Souvent, lorsque nous admirons un écrivain (ou plus
largement un artiste), nous sommes à l’affût du moindre morceau, de n’importe
quelle miette venant de lui. Que paraisse un inédit ou que survienne la
réédition d’un texte jusque-là difficile à trouver, nous voilà impatients,
haletants ou ravis. Puis vient la découverte du morceau, qui peut aussi bien
être un enchantement qu’une cruelle déception. Pour ce qui est de Curzio
Malaparte, nous avons été servis ces dernières années : en matière de
déception, ne citons que Le compagnon de
voyage, tandis que Voyage en Ethiopie
appartiendrait plutôt aux agréables découvertes. C’est dans cette dernière catégorie
que je rangerai La Volga naît en Europe,
réédition d’un livre paru en France en 1948, dont les Belles Lettres ont eu
l’heureuse initiative de se charger, dans la nouvelle collection
« Mémoires de guerre ». On annonce la prochaine parution, du même
auteur et dans la même collection, de Viva
Caporetto ! : nous verrons bien alors.
Malaparte sur le front de l’Est
La quatrième de couverture de La Volga naît en Europe a le mérite de nous annoncer ce qu’est ce
livre : un recueil d’articles écrits par un correspondant de guerre. En
l’occurrence, d’articles écrits par Malaparte pour le Corriere della Serra, l’été 1941 en Bessarabie et en Ukraine, puis à la fin de l’hiver 1942,
aux côtés des troupes finlandaises, devant Leningrad[i].
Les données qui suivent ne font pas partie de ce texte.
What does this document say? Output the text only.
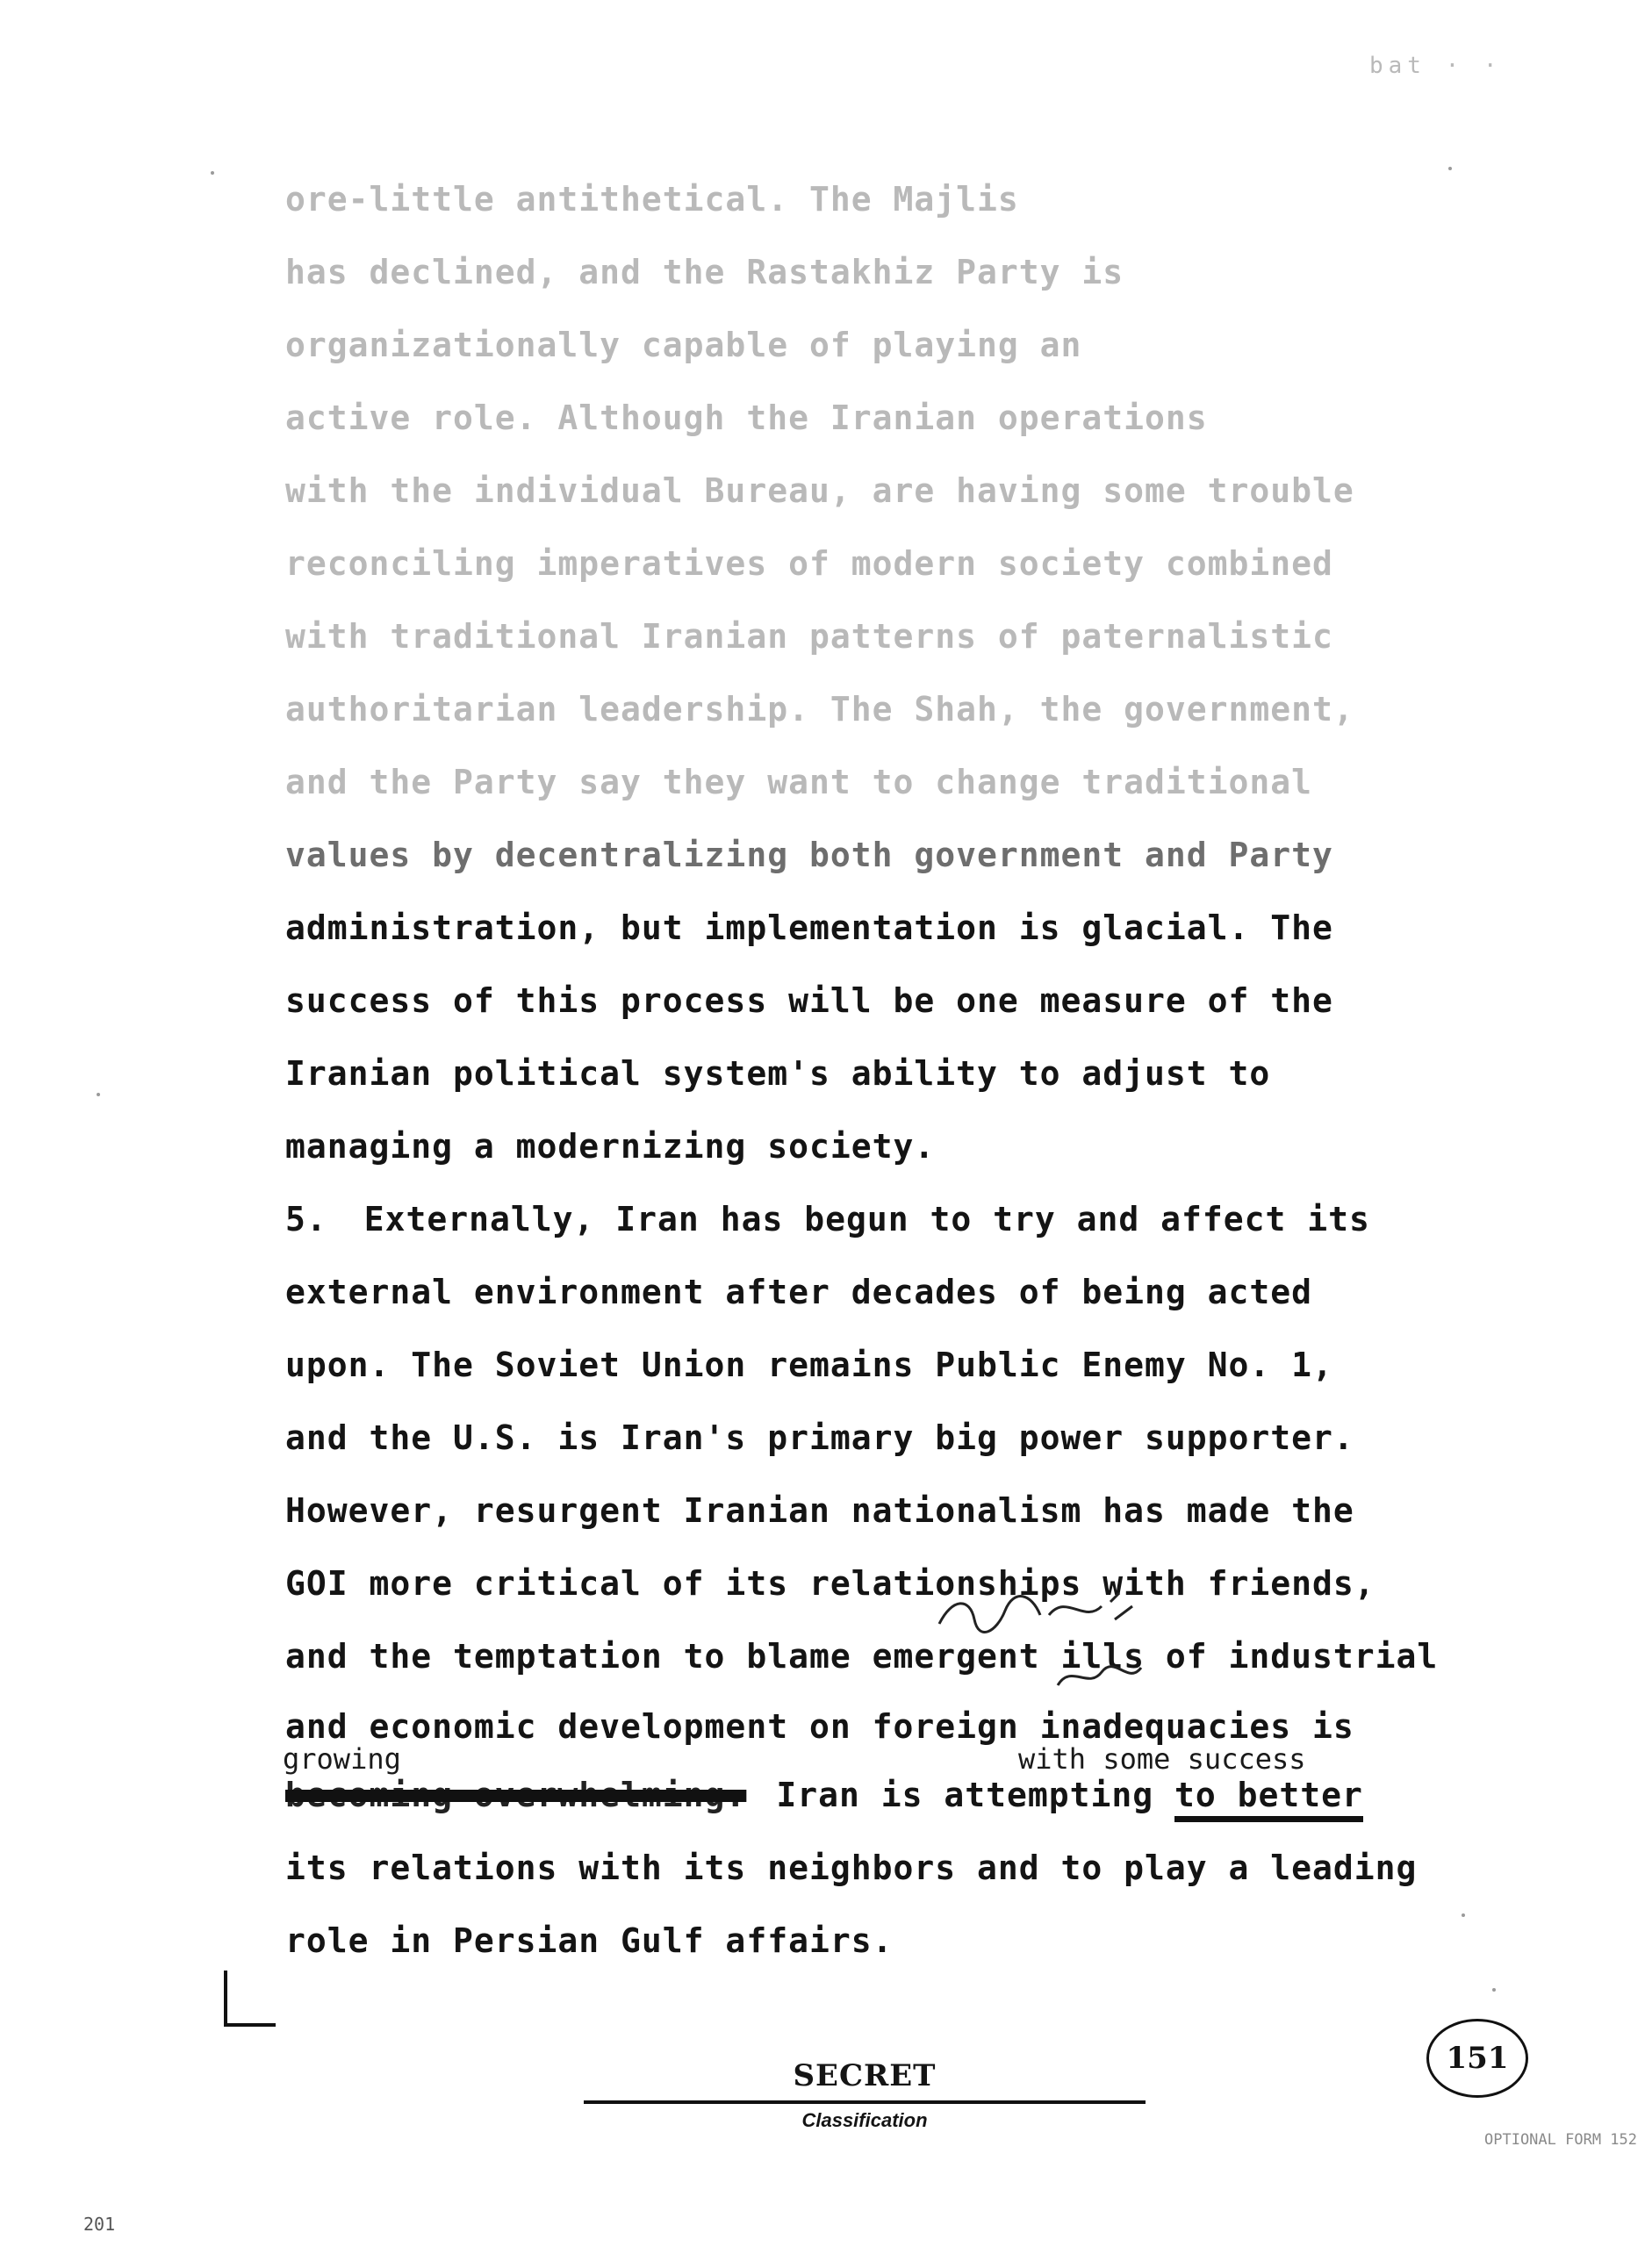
bat · ·
ore-little antithetical. The Majlis
has declined, and the Rastakhiz Party is
organizationally capable of playing an
active role. Although the Iranian operations
with the individual Bureau, are having some trouble
reconciling imperatives of modern society combined
with traditional Iranian patterns of paternalistic
authoritarian leadership. The Shah, the government,
and the Party say they want to change traditional
values by decentralizing both government and Party
administration, but implementation is glacial. The
success of this process will be one measure of the
Iranian political system's ability to adjust to
managing a modernizing society.
5. Externally, Iran has begun to try and affect its
external environment after decades of being acted
upon. The Soviet Union remains Public Enemy No. 1,
and the U.S. is Iran's primary big power supporter.
However, resurgent Iranian nationalism has made the
GOI more critical of its relationships with friends,
and the temptation to blame emergent ills of industrial
and economic development on foreign inadequacies is
growing	with some success
becoming overwhelming. Iran is attempting to better
its relations with its neighbors and to play a leading
role in Persian Gulf affairs.
151
SECRET
Classification
OPTIONAL FORM 152
201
Plutôt que les combats eux-mêmes, encore qu’il se
trouve quelques récits de combats, Malaparte décrit ici ce qu’il voit – et transpose
certainement – entre les combats ou après ceux-ci : en Bessarabie et en
Ukraine, ce seront les fermes et les villages pris par les troupes allemandes
et roumaines, les réactions des villageois, les impressions sur les marques
plus ou moins profondes (on est sur les marches de l’URSS plutôt qu’en son
centre) de la propagande soviétique dans les esprits aussi bien que dans le
paysage ou les constructions – on ne peut que penser aux églises transformées
en musées de l’athéisme (!) ou en entrepôts à grain ; en Finlande
(disons plutôt en Ingrie) nous sont montrés les efforts acharnés, furieux, des
Soviétiques pour défendre Leningrad (vus de l’autre côté) et ceux, patients,
presque paisibles, mais résolus et combatifs des Finlandais dans leur participation
à ce siège.
On est loin, ici, de la grande construction
horrifique et géniale que sera Kaputt,
révélant après coup les atrocités de la guerre en Ukraine, ne reniant pas son
admiration pour le courage à la foi tranquille, méthodique et fou des
Finlandais (avec là un peu plus d’insistance sur le côté fou), et y mêlant
quelques conversations avec des altesses raffinées ou des puissants du moment.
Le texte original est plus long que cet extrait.